Honeymoon 006 \\ Trabouling in Lyon

I’ve mentioned many times that I don’t usually enjoy tours. That hasn’t changed. I still prefer to explore on my own, but even I’m willing to make exceptions. Traboules require a bit of explanation & it can be nice to let someone else take the reigns (plus I’m a huge nerd for history). & there’s so much history in Lyon. This may actually explain why I first gravitated to it. I also fell in love with these weird little passageways on my first visit.

The latest version of this tour included fancy headphones. Not only did they make us look super cool, but they also made it easier to hear our soft-spoken French tour guide as we wandered the narrow streets & used the traboules to weave between streets & buildings. I especially liked the guide’s description of a traboule as “a public passage in a private space”.

Traboules are unique to Lyon so it can be tough to explain them to someone who’s never experienced them.

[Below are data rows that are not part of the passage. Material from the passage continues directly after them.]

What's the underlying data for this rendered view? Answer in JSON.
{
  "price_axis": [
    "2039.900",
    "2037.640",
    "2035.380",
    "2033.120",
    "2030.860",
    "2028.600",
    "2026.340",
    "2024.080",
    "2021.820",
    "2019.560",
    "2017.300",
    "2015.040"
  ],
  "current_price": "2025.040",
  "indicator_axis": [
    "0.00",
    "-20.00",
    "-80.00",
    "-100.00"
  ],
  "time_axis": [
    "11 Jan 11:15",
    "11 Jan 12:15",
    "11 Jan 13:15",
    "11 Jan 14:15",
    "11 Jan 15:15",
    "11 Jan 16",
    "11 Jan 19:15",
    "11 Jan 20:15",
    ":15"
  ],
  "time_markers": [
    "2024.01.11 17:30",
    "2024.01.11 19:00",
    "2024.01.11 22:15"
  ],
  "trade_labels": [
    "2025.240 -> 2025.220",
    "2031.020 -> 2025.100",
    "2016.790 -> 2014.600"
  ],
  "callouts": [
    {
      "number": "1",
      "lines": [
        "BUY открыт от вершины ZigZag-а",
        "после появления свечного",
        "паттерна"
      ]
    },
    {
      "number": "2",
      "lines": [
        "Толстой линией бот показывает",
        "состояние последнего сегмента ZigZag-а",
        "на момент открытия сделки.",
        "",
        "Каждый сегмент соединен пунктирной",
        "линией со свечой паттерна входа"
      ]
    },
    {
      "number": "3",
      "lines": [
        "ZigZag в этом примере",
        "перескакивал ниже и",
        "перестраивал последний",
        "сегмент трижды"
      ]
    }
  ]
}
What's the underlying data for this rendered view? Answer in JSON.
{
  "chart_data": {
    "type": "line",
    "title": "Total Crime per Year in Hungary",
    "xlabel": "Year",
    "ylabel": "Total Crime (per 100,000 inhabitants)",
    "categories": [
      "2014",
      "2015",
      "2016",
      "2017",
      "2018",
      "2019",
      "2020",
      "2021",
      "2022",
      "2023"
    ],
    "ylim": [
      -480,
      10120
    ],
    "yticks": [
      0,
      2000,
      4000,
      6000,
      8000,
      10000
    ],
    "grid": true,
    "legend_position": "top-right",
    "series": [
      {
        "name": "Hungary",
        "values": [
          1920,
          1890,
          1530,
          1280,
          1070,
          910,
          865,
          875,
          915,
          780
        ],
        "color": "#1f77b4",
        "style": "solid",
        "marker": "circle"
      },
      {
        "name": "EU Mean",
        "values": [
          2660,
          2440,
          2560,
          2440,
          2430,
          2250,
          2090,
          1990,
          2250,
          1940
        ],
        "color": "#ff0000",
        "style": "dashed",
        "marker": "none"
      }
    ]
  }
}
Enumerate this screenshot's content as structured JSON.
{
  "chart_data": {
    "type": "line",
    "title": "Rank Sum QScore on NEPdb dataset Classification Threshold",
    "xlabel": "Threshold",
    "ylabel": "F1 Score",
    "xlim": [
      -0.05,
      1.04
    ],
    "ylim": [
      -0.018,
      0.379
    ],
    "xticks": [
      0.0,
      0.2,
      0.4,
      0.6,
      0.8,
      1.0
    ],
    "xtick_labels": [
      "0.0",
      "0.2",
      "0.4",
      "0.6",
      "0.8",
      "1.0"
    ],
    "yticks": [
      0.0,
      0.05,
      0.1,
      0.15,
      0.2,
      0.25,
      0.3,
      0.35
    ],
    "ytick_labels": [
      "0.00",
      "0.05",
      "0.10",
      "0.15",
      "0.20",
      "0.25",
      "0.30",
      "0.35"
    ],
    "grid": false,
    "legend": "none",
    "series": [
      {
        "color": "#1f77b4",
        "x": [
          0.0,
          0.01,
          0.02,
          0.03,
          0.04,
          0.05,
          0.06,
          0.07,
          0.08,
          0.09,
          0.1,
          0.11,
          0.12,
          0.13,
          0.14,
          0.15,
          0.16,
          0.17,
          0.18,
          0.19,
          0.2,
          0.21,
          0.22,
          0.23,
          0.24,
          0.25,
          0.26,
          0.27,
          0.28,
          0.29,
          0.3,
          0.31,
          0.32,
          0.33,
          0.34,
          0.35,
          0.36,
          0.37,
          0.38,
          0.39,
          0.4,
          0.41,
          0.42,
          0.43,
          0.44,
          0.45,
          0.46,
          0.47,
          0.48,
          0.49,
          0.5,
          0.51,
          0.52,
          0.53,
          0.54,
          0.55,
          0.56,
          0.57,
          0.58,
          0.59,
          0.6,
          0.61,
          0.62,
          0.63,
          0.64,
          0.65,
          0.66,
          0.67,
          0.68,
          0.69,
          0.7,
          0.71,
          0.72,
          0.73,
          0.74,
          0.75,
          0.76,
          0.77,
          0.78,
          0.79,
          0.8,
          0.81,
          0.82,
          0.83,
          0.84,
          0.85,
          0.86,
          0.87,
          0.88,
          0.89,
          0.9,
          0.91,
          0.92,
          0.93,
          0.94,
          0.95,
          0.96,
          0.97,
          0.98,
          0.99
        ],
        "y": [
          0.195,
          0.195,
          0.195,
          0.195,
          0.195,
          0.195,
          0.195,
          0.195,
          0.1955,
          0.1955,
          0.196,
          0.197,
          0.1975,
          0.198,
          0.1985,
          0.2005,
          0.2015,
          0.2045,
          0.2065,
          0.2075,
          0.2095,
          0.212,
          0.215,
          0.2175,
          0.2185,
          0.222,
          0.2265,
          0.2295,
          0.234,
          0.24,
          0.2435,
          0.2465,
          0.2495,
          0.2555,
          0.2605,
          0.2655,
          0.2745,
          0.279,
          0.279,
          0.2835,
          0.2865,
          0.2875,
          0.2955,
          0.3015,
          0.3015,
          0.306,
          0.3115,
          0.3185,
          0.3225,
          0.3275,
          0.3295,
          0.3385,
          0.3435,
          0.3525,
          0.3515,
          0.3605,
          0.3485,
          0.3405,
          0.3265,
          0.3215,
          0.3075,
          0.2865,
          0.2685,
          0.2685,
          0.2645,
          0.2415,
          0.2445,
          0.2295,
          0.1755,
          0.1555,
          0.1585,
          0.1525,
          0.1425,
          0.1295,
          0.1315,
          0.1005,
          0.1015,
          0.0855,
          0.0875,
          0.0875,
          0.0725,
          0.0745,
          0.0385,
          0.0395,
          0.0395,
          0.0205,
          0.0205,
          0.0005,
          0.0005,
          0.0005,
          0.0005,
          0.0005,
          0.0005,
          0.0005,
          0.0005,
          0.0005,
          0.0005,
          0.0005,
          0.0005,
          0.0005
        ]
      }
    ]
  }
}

I know N didn’t quite get it until we were actually trabouling.

 

The residents of these buildings have agreed to allow access to the public. They ask that we respect the tranquility of the spaces by passing in silence. The streets outside can be noisy, which makes the quiet traboules feel especially tranquil. If you decide to explore the area on your own, ask for a map at the Tourist Office: each traboule is marked on the map to make route-planning simple.

Rue St Jean, the main street of Vieux Lyon, can be crowded, but as you make your way through these passageways, you’ll often find yourself alone. You’ll also get to experience beautiful architecture that would otherwise remain hidden if the residents of this neighbourhood hadn’t agreed it was worth allowing tourists & locals alike to explore.

La Tour Rose is one of the most well-known traboules

After the tour, we had some time to kill before our late dinner reservation. On the hunt for wine & a good picnic spot, we headed over to Les Berges du Rhône. Les Berges is a park along the banks of the Rhône, & a premier spot for picnicking. There’s always something going on! This time we stumbled upon a board game event: hundreds of people playing all different kind of games & enjoying the beautiful day. Unfortunately, being Sunday, most stores were closed & we struck out in our wine search at every tabac on that side of town. Instead, we grabbed a drink on one of the patios along the river. It wasn’t exactly the picnic we had in mind, but no real complaints there.

Enjoying the sun on our way to Les Berges
A game of Carcassonne in the park

Our balade eventually led us to one of the newer Starbucks along Rue de la Ré. I wanted to see if one of my friends was working. Turns out he had transferred back to the store we’d worked together at in France, so we made our way up there. Of course, I had to take a photo outside. There she is, the first Starbucks of many! Although, Soufien wasn’t working when we visited, we did run into another of my coworkers & made plans to come back to following day to see S.

On our way back to our apartment, I remembered that épiceries often carry wine so we grabbed a bottle. Success! Who would have thought it could be so difficult to find wine in France?! Back at our place, we threw open the giant windows, laid our feast out on the kitchen counter, & relaxed for the rest of the afternoon.
It’s hard to deny that Lyon is gorgeous with it’s old buildings on the hill & Fourvière in the distance. I could have hung out in that apartment for another week enjoying that view & visiting the market in Croix Rousse daily. While there’s so much of the world I want to see, I think I’ll always want to go back to Lyon.

That night, we got a bit dressed up & headed out for a late dinner at Brasserie de L’Est – one of Paul Bocuse’s brasseries. Located in the old Brotteaux Train Station, the menu & decor are meant to take you on a Round The World trip. A miniature train circles the dining room above your head, paying homage to the buildings’ past.

I’d been to another of Bocuse’s Brasseries, Le Sud, when I lived in Lyon & it was a wonderful experience so I was really looking forward to this dinner. It certainly did not disappoint. Paul Bocuse is such an icon in this region, & in the culinary community. A visit to one of his restaurants should definitely be on your To Do list.

As for our meals, N & I shared Salmon Gravlax & Foie Gras Mousse to start. Then N went for the cod while I had beef. Both were delicious & cooked perfectly. My beef came with a side of  thick-cut fries, which were kept warm over a candle. I thought it was pretty cute. To cap things off, we shared an excessively large crème brulée – a desert I can never resist.

We wrapped up our meal just in time to catch the last metro home & tucked ourselves into bed satisfied with our wonderful day.